I tested my initial hypothesis, that a minified file wouldn't compress as well as the original code. I did this by taking two pairs of files, two files and their minified versions, and by compressing them using gzip compression, just like a webserver would. Then it was easy to compare the file size differences.

The first file pair was an exaggerated simplification; an example of the kind of file that would have most of the shrinking done in the minification, leaving not much work for the compressor. It was the word "hello" followed by over a thousand carriage returns, then followed by the word "world". The minified version version was simply the phrase "hello world" with only a single space between the two words.

The second pair of files was a real-world example. I used the regular and minified versions of the JQuery library I mentioned above. They are freely available from JQuery's website.

file original compressed bytes saved filesize difference
hello world 1616B 145B 1471B 91% smaller
hw minified 11B 43B -32B 390% larger
JQuery 288,580B 84,568B 204,012B 70% smaller
JQuery min. 89,501B 30,766B 58,735B 66% smaller

You can see I wasn't entirely wrong. The minified version of the JQuery file didn't compress quite as efficiently as the original JQuery file. But the difference in efficiency was very small, and the reduction in data to be transferred is very significant. It used to be that if an entire webpage was 30KB it was time for some optimization. Now one single library needs to be minified and compressed to get there.
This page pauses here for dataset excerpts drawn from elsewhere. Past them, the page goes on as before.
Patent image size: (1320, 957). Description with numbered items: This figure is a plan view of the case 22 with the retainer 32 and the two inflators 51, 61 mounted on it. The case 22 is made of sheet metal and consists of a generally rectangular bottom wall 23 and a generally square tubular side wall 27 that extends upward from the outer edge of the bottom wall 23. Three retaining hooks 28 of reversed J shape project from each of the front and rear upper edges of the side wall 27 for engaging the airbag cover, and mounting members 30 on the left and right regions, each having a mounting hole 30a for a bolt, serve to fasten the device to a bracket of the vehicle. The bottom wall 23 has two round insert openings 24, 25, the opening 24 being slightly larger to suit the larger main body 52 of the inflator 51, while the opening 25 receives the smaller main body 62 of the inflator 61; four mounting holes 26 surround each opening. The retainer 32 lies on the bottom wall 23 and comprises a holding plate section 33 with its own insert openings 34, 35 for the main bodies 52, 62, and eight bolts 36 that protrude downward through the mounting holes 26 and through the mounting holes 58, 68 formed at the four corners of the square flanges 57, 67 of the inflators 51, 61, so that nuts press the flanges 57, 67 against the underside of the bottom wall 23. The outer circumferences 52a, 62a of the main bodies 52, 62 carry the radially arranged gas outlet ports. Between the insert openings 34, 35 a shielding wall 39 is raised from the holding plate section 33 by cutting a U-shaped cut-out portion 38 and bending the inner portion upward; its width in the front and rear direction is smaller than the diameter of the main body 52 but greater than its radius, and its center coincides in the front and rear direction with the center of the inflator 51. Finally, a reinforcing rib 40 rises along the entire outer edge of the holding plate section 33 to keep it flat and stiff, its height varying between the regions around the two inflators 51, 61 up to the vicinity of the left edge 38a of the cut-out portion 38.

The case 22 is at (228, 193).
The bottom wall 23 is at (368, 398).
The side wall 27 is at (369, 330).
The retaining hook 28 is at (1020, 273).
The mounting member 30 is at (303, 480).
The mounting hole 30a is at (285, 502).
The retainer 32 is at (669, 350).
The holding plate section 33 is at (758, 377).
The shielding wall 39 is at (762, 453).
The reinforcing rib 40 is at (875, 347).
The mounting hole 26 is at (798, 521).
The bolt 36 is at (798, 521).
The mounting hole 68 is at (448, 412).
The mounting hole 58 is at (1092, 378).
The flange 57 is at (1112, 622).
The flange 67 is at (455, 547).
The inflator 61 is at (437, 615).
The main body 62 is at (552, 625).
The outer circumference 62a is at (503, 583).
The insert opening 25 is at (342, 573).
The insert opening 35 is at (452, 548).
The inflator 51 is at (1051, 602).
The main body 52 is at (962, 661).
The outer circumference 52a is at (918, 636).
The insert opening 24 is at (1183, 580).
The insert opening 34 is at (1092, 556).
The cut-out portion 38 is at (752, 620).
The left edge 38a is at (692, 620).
One might find the case of the minified hello world surprising. This shows that if I were originally correct about the nature of compression. There's a certain amount of overhead in the compression format, so a small file like that won't be compressed at all. It will actually grow.

Even that does not make my original hypothesis valid. It may be an argument against compressing certain files, but it's a long way from saying that one shouldn't minify if one knows that their files are being automatically transferred compressed. Indeed, even the larger "compressed" minified file is significantly smaller than the compressed version. Files this small are edge cases anyway and are not worth worrying about. Also: I was never suggesting not to compress minified files. I didn't think it was worthwhile to minify files that would be compressed.

So I have settled this issue to my satisfaction. Minifying files makes a significant difference to file size even with server compression. Website developers, authors of CMSes and downloadable libraries, and even amateur bloggers ought to use minification to improve the performance of their websites.